4.ASMLがEUV露光機の製造状況を発表

  2010年7月16日のTehc On!が,NGLワークショップ2010でのASML社の発表を報じています。通常,プレ量産機と呼ばれるNXE:3100ですが,今年中の出荷を目指していて,現在,6台の製造を進めているとのことです。このマシンは,NA=0.25で光源100W,レジスト感度10mJ/cm2の場合,60ウエファ/時の処理能力となっています。1台目は,光源や光学系の据え付けが終わり,7月からスキャンしない状態で露光ができるようになったそうです。

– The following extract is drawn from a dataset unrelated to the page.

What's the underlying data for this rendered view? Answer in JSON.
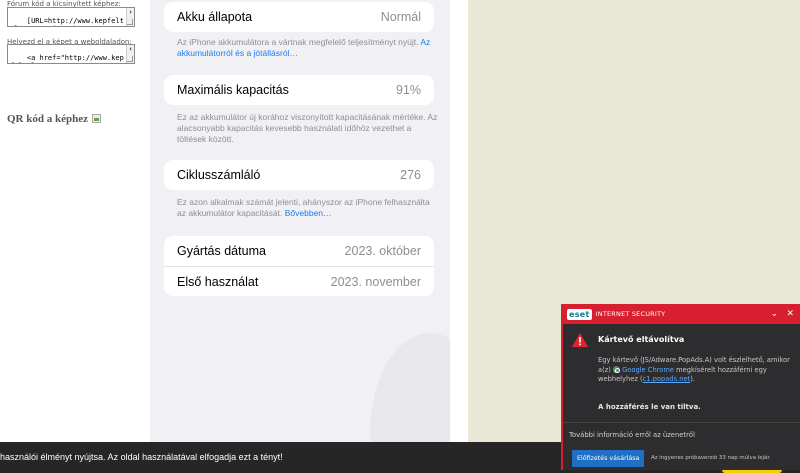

  そして,2012年にはNA=0.32,125枚/時(15mJ/cm2,250W)のNXE:3300B,2013年にはNA=0.32,150枚/時(15mJ/cm2,350W)のNXE:330Cを出す予定だそうです。NEX:3300は光学設計が完了し,ドイツのCarl Zeiss社が製造を開始しているとのことです。

  EUVに関しては,Nikonはかなり差を付けられた感じです。